Saturday, December 27, 2008

Deneen on transportation stimulus and road dependency

"It is either farce or tragedy that we will invest further in an economic model premised on permanently cheap and readily available energy sources at a time when we have had our first taste of the reality and experience of peak oil. We will sink more of our increasingly limited funds (or, increasingly limited ability to borrow funds that we can no longer create) in maintaining or expanding a transportation system that, for a few months at least in the last year, was decreasingly being used as the price of energy rose so high to be a disincentive to travel. We saw - and continue to see - the housing of the far-flung suburbs losing its value as people began to re-think the wisdom of purchasing more house at distances that not only entailed lengthy and deadening commutes, but which were becoming so cost prohibitive to force people - for the first time in decades - to consider distance to be a factor in considerations of where to live. And, we are likely to sink more money into a transportation system at just the moment we witness the collapse of America's automobile industry - the industry for which the massive investment in roads was largely built to support and expand."

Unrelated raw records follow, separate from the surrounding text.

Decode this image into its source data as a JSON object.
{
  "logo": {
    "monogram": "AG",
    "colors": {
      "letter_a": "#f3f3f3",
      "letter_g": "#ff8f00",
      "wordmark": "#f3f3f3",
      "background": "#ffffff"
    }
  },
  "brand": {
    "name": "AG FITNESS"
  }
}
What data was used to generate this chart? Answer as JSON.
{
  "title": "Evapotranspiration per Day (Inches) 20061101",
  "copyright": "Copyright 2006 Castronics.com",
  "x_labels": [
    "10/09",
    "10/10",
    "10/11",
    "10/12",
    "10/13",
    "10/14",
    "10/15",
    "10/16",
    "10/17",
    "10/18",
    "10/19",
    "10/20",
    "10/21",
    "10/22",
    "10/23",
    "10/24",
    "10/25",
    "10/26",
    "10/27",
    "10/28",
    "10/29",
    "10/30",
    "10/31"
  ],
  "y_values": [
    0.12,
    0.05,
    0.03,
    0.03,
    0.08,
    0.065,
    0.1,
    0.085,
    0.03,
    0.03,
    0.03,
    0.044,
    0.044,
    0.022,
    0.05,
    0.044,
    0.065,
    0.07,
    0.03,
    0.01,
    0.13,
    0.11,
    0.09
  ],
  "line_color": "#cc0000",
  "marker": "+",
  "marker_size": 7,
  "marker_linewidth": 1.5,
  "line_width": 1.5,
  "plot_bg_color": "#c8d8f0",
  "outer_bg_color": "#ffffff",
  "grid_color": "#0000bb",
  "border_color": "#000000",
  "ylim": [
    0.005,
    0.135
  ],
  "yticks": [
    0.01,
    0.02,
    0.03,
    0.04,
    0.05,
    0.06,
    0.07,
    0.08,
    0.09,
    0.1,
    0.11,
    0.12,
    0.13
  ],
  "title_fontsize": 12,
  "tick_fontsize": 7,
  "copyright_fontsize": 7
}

-Patrick Deneen, "Road Dependency"

3 comments:

Sarah Providence said...

Hey man, it's just like I said. We should go back to the horse and buggy.

Joshua Clifton said...

46 mpg. Not bad for a car designed in the 50s.

W.M. Clifton said...

Or bicycles! I love having my own car, but the very way our cities are set up - as suburbias - make us slaves to our vehicles. Public transportation would be a big help, but more importantly, Americans need to revision our idea of the urban (and rural) ideal and to radically revise our zoning laws on a "human scale" to enable communities to live locally and as pedestrians.